Dubai community residents on high alert after repeated snake sightings


Jumierah Park residents stay cautious after multiple snake sightings.

Residents of Jumeirah Park claim they are living in constant fear after recurring snake sightings in the vicinity. Recent reports of venomous snake sighting in Jumeirah Park have sparked alarm among residents who say they are keeping their children indoors and also avoiding to sit in their backyards.

Scottish expat Shona Slater, who has been living in Jumeirah Park for four years, said they first encountered a snake in their garden in August. “Our gardener found it lurking in the trees. When he pulled it out using a rake, it was a kind of viper snake. He managed to kill the snake.”

On November 2, the Slaters’ nanny found another snake in their garden while tidying children’s garden toys. “The children had been playing with the toys about 5pm on Friday, so it appeared some time through the night. We have two children aged six and three and I’m now terrified of their safety, as this was the second snake we’ve had in our backyard. The children love being outside and the weather is now so lovely for them to enjoy the outdoors. I understand that we live next to a large sand area, but it’s still scary when they’re closer than you’d want them to be.”

Lauding the Dubai Municipality, Slater said: “The municipality has been great for their swift action and they came at once to spray our garden with the required liquids to keep the snakes off. However, we are also concerned about the whole community as there have been other incidents in the homes as well as parks but no spraying or any other action was done in the area.”

In another close encounter with a saw-scaled viper, one of the deadliest snakes found in the UAE, Jumeirah Park resident Hana Sawaya said she saw strange coloured head popping out from between some plants. “I was working in my garden bare feet, bare hands, wearing shorts when I noticed a strange movement between the plants. I dismissed it as some lizard but when I used a stick to investigate, to my horror I saw it was a snake. I panicked and didn’t know what to do as it was next to my kitchen. I tried hitting it but it slipped away.”

Sawaya also called the municipality and workers came immediately to spray her garden. “This incident has affected me psychologically as I now fear of seeing a snake whenever I enter my garden. I also noticed two days back my dog was acting strange. It seemed fearful and was trying to hide. I now can correlate it with the snake sighting because the snake was found in the area next to where my dogs play.”

Jumeirah Park developer Nakheel said it received no direct reports about the snake sighting. “Though rare, this is a seasonal occurrence that can happen anywhere in Dubai. In any such event, residents are advised to contact the Dubai Municipality and not to take the matter into their own hands.”

Wildlife expert Dr Reza Khan said: “The issue is that we have built our communities in areas that were originally the territory of these reptiles. While they disappeared earlier because of the noise and construction, now as people have settled in, slowly these reptiles find a safe home in their gardens and backyards.”

Dr Khan said snakes come to a compound for shade from the scorching sun and for food. Therefore people should clear up their yards, as snakes usually hide under trash, piled up rubbish and garden hedges. Since they are nocturnal, they are not easily seen during the day.

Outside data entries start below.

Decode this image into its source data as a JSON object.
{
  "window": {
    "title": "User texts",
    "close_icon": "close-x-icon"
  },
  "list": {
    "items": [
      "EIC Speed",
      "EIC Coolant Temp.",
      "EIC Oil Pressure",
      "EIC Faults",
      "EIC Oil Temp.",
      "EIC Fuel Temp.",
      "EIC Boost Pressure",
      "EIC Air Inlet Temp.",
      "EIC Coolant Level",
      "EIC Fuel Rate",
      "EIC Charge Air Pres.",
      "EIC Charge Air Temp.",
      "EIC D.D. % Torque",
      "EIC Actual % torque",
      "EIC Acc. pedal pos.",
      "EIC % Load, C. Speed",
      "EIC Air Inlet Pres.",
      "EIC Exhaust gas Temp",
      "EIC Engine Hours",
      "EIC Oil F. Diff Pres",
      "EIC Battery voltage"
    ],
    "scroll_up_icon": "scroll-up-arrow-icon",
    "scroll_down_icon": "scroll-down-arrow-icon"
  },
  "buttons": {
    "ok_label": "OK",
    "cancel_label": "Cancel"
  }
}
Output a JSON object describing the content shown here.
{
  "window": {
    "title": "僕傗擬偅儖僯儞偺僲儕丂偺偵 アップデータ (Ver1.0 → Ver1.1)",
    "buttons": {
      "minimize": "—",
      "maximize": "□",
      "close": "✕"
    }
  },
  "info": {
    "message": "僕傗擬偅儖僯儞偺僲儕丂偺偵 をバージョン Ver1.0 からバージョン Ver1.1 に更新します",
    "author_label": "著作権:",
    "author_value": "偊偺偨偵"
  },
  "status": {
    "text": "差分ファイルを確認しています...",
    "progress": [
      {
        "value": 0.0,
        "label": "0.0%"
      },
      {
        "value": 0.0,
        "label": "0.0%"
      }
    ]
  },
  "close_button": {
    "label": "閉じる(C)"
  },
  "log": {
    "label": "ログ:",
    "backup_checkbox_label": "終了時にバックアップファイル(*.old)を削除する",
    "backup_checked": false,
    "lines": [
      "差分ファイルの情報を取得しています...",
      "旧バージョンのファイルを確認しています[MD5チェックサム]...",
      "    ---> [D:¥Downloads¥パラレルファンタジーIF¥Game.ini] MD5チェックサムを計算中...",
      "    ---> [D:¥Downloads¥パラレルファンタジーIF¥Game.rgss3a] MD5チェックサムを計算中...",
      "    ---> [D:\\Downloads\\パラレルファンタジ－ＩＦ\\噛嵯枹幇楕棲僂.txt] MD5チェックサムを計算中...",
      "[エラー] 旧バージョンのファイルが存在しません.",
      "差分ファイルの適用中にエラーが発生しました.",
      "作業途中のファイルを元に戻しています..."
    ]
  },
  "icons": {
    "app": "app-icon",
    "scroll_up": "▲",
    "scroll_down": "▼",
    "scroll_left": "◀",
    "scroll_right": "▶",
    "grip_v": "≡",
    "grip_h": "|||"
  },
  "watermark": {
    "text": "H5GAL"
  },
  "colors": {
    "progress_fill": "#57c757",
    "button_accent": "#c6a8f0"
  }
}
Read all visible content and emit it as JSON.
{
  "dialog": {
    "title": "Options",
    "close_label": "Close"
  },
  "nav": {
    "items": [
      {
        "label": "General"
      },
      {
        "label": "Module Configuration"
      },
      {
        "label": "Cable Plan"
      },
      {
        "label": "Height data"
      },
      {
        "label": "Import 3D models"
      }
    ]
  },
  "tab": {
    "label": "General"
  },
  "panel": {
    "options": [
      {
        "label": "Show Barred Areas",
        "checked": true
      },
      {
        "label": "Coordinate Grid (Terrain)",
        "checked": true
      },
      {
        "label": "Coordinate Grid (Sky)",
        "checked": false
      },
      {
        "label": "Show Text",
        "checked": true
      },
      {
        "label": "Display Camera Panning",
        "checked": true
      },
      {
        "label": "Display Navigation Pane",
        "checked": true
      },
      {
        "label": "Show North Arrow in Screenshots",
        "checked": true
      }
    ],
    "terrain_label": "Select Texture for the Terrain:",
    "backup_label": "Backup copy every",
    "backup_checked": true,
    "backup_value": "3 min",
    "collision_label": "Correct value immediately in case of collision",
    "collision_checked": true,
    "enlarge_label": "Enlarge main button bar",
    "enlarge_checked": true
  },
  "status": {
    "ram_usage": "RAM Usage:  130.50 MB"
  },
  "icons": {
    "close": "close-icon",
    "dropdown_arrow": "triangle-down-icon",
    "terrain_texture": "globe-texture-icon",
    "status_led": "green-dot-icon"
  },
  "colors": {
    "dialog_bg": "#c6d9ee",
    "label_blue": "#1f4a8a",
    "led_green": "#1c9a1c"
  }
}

He said in order to keep reptiles out, the boundary fence of the house should be designed in such a way that from ground and up to half a metre there should be a thick plastic (reusable) barrier. “If you want to secure your backyard from poisonous snakes then you can put thick polythene sheet (reusable) from 2-3 inches under the sand and up to 50-70cm upwards on the fence. No venomous snake can cross this barrier as plastic (reusable) is slippery.”

How to find whether a snake is venomous

All venomous snakes will have a big diamond shaped head and narrow neck, while the non-venomous snakes will have a slim head and body. This is because venomous snakes require a venom gland and biting teeth which need more space to be accommodated.

What to do if you encounter a snake

>Whether the snake is venomous or non-venomous, do not go close to it as it will immediately strike, fearing of a human attack.

>Do not ever attempt to handle the snake or approach it on your own. Just call the Dubai Municipality at 800900

>If you are courageous enough, just take a 1.5 litre water bottle, open its lid and hold it from the back to keep in front of the snake. You will see that the snake will go inside it.

>In case of a snake bite, do not try to give first aid but call for the ambulance. Keep the person relaxed.